Darüber kann man in allen Zeiten nachdenken, und das macht Stendahls Werk zum Klassiker. Es sind Menschen, die nachvollziehbar handeln, sich an großen Gefühlen abarbeiten und dabei zu immerwährenden Aussagen kommen, die uns heute so wenig gefallen, wie Stendahls Zeitgenossen. Der literarische Realismus, der mit Stendahls analytischen Charakterstudien begründet wird, prägt unser Lesen und Leben bis heute in vielerlei Hinsicht. Auch die Situation in einer Gesellschaft im Umbruch ist vergleichbar.

Die political correctness jener Tage führt dazu, dass in Rot und Schwarz das Denken und Sprechen so weit auseinanderfallen, wie heute auch.
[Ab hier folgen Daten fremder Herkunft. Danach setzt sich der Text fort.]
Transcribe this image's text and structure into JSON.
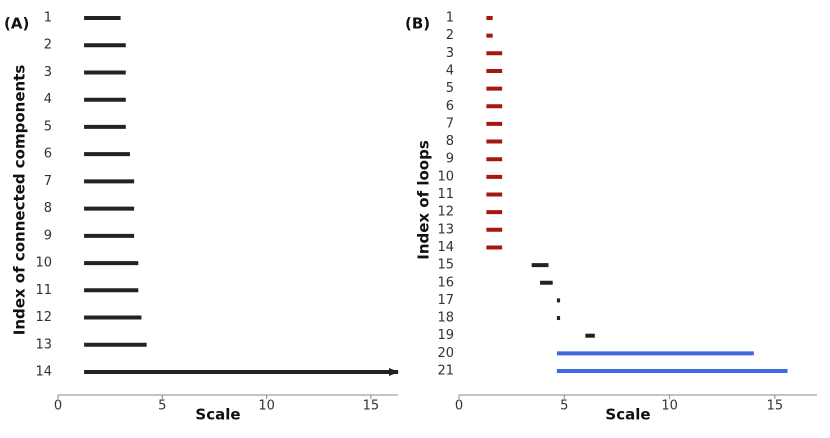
{
  "chart_data": [
    {
      "type": "barcode",
      "panel_label": "(A)",
      "y_label": "Index of connected components",
      "x_label": "Scale",
      "categories": [
        "1",
        "2",
        "3",
        "4",
        "5",
        "6",
        "7",
        "8",
        "9",
        "10",
        "11",
        "12",
        "13",
        "14"
      ],
      "starts": [
        1.25,
        1.25,
        1.25,
        1.25,
        1.25,
        1.25,
        1.25,
        1.25,
        1.25,
        1.25,
        1.25,
        1.25,
        1.25,
        1.25
      ],
      "ends": [
        3.0,
        3.25,
        3.25,
        3.25,
        3.25,
        3.45,
        3.65,
        3.65,
        3.65,
        3.85,
        3.85,
        4.0,
        4.25,
        null
      ],
      "colors": [
        "#222222",
        "#222222",
        "#222222",
        "#222222",
        "#222222",
        "#222222",
        "#222222",
        "#222222",
        "#222222",
        "#222222",
        "#222222",
        "#222222",
        "#222222",
        "#222222"
      ],
      "xlim": [
        0,
        16.3
      ],
      "xticks": [
        0,
        5,
        10,
        15
      ]
    },
    {
      "type": "barcode",
      "panel_label": "(B)",
      "y_label": "Index of loops",
      "x_label": "Scale",
      "categories": [
        "1",
        "2",
        "3",
        "4",
        "5",
        "6",
        "7",
        "8",
        "9",
        "10",
        "11",
        "12",
        "13",
        "14",
        "15",
        "16",
        "17",
        "18",
        "19",
        "20",
        "21"
      ],
      "starts": [
        1.3,
        1.3,
        1.3,
        1.3,
        1.3,
        1.3,
        1.3,
        1.3,
        1.3,
        1.3,
        1.3,
        1.3,
        1.3,
        1.3,
        3.45,
        3.85,
        4.65,
        4.65,
        6.0,
        4.65,
        4.65
      ],
      "ends": [
        1.6,
        1.6,
        2.05,
        2.05,
        2.05,
        2.05,
        2.05,
        2.05,
        2.05,
        2.05,
        2.05,
        2.05,
        2.05,
        2.05,
        4.25,
        4.45,
        4.8,
        4.8,
        6.45,
        14.0,
        15.6
      ],
      "colors": [
        "#a31a0c",
        "#a31a0c",
        "#a31a0c",
        "#a31a0c",
        "#a31a0c",
        "#a31a0c",
        "#a31a0c",
        "#a31a0c",
        "#a31a0c",
        "#a31a0c",
        "#a31a0c",
        "#a31a0c",
        "#a31a0c",
        "#a31a0c",
        "#222222",
        "#222222",
        "#222222",
        "#222222",
        "#222222",
        "#4169e1",
        "#4169e1"
      ],
      "xlim": [
        0,
        17
      ],
      "xticks": [
        0,
        5,
        10,
        15
      ]
    }
  ]
}
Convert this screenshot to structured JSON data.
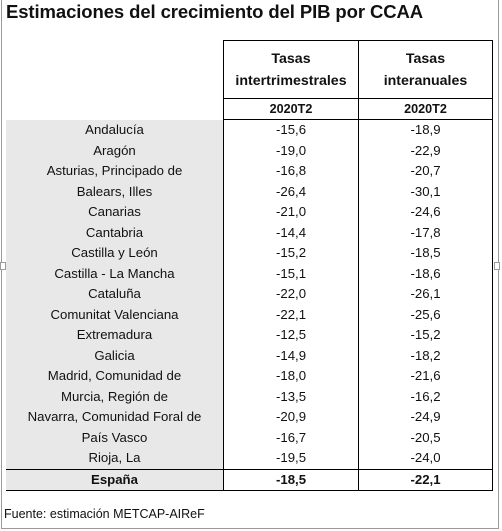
{
  "title": "Estimaciones del crecimiento del PIB por CCAA",
  "header": {
    "col1": [
      "Tasas",
      "intertrimestrales"
    ],
    "col2": [
      "Tasas",
      "interanuales"
    ],
    "period1": "2020T2",
    "period2": "2020T2"
  },
  "rows": [
    {
      "region": "Andalucía",
      "qoq": "-15,6",
      "yoy": "-18,9"
    },
    {
      "region": "Aragón",
      "qoq": "-19,0",
      "yoy": "-22,9"
    },
    {
      "region": "Asturias, Principado de",
      "qoq": "-16,8",
      "yoy": "-20,7"
    },
    {
      "region": "Balears, Illes",
      "qoq": "-26,4",
      "yoy": "-30,1"
    },
    {
      "region": "Canarias",
      "qoq": "-21,0",
      "yoy": "-24,6"
    },
    {
      "region": "Cantabria",
      "qoq": "-14,4",
      "yoy": "-17,8"
    },
    {
      "region": "Castilla y León",
      "qoq": "-15,2",
      "yoy": "-18,5"
    },
    {
      "region": "Castilla - La Mancha",
      "qoq": "-15,1",
      "yoy": "-18,6"
    },
    {
      "region": "Cataluña",
      "qoq": "-22,0",
      "yoy": "-26,1"
    },
    {
      "region": "Comunitat Valenciana",
      "qoq": "-22,1",
      "yoy": "-25,6"
    },
    {
      "region": "Extremadura",
      "qoq": "-12,5",
      "yoy": "-15,2"
    },
    {
      "region": "Galicia",
      "qoq": "-14,9",
      "yoy": "-18,2"
    },
    {
      "region": "Madrid, Comunidad de",
      "qoq": "-18,0",
      "yoy": "-21,6"
    },
    {
      "region": "Murcia, Región de",
      "qoq": "-13,5",
      "yoy": "-16,2"
    },
    {
      "region": "Navarra, Comunidad Foral de",
      "qoq": "-20,9",
      "yoy": "-24,9"
    },
    {
      "region": "País Vasco",
      "qoq": "-16,7",
      "yoy": "-20,5"
    },
    {
      "region": "Rioja, La",
      "qoq": "-19,5",
      "yoy": "-24,0"
    }
  ],
  "total": {
    "region": "España",
    "qoq": "-18,5",
    "yoy": "-22,1"
  },
  "source": "Fuente: estimación METCAP-AIReF"
}
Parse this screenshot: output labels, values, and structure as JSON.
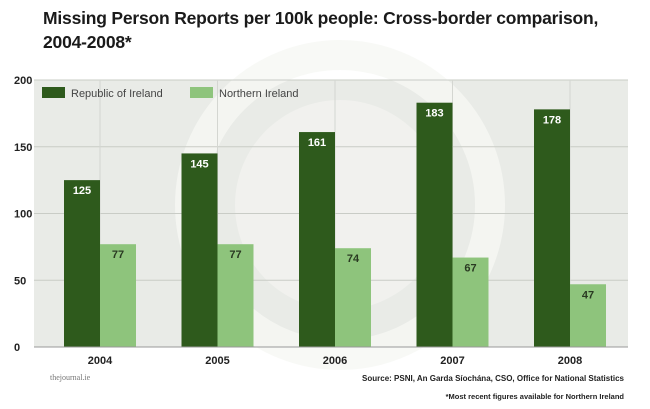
{
  "chart_data": {
    "type": "bar",
    "title": "Missing Person Reports per 100k people: Cross-border comparison, 2004-2008*",
    "categories": [
      "2004",
      "2005",
      "2006",
      "2007",
      "2008"
    ],
    "series": [
      {
        "name": "Republic of Ireland",
        "values": [
          125,
          145,
          161,
          183,
          178
        ],
        "color": "#2e5a1c"
      },
      {
        "name": "Northern Ireland",
        "values": [
          77,
          77,
          74,
          67,
          47
        ],
        "color": "#8ec47c"
      }
    ],
    "ylim": [
      0,
      200
    ],
    "yticks": [
      0,
      50,
      100,
      150,
      200
    ],
    "grid": true,
    "legend": "top-left",
    "background": "#e9ebe7"
  },
  "footer": {
    "brand": "thejournal.ie",
    "source": "Source: PSNI, An Garda Síochána, CSO, Office for National Statistics",
    "note": "*Most recent figures available for Northern Ireland"
  }
}
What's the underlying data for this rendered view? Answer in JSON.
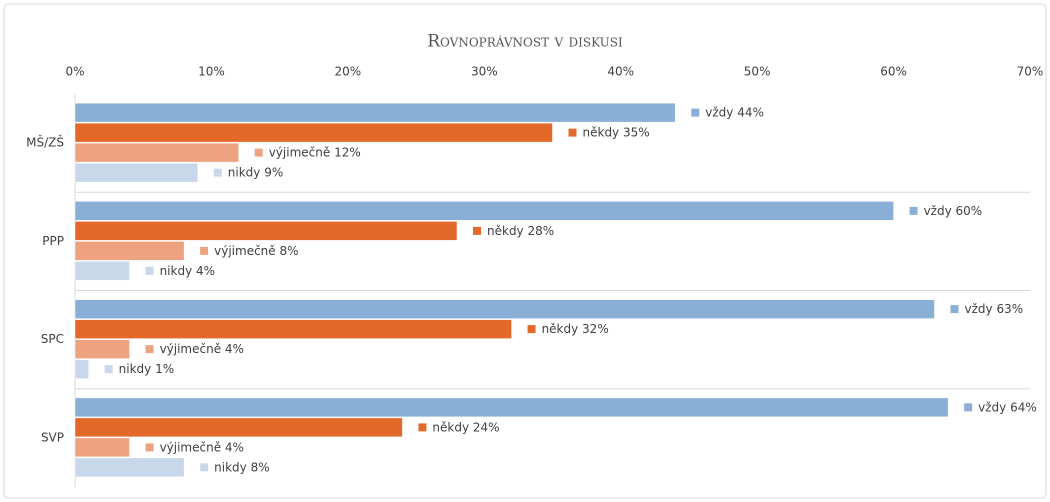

Wo Stendahl jede Aussage politisiert und dem einen oder anderen Lager zurechnet, wird heute moralisiert. Man sagt nicht, was man denkt, sondern was der eigenen Position, dem eigenen Anspruch dienlich ist. Stendahls bitterböse, ätzende Gesellschaftskritik trifft auch heute noch ins Schwarze.

 

Wem verdanken wir Rot und Schwarz?

Marie-Henri Beyle, heute bekannt unter seinem Pseudonym Stendhal, kam 1783, kurz vor der französischen Revolution in Grenoble als Kind eines Juristen zur Welt. Als sein Vater nach dem Tod der Mutter deren Schwester heiratet, kommt es mit Stendahl zum Bruch. Sein Großvater begeistert ihn für die Kunst und die Ideen der Aufklärung. Doch statt wie geplant in Paris Mathematik zu studieren, zieht er als Offizier unter Napoleon in den Krieg. Nach Napoleons Niederlage ist er viel in Italien unterwegs und schreibt – erfolglos – Bücher über Musik und Malerei. Auch seinen größten Erfolg – Rot und Schwarz – erlebt Stendahl nicht. Seine Anerkennung als bedeutender Vertreter des Realismus kommt erst 60 Jahre später. Seine Zeitgenossen dagegen empfinden seinen Stil als nüchtern und kalt.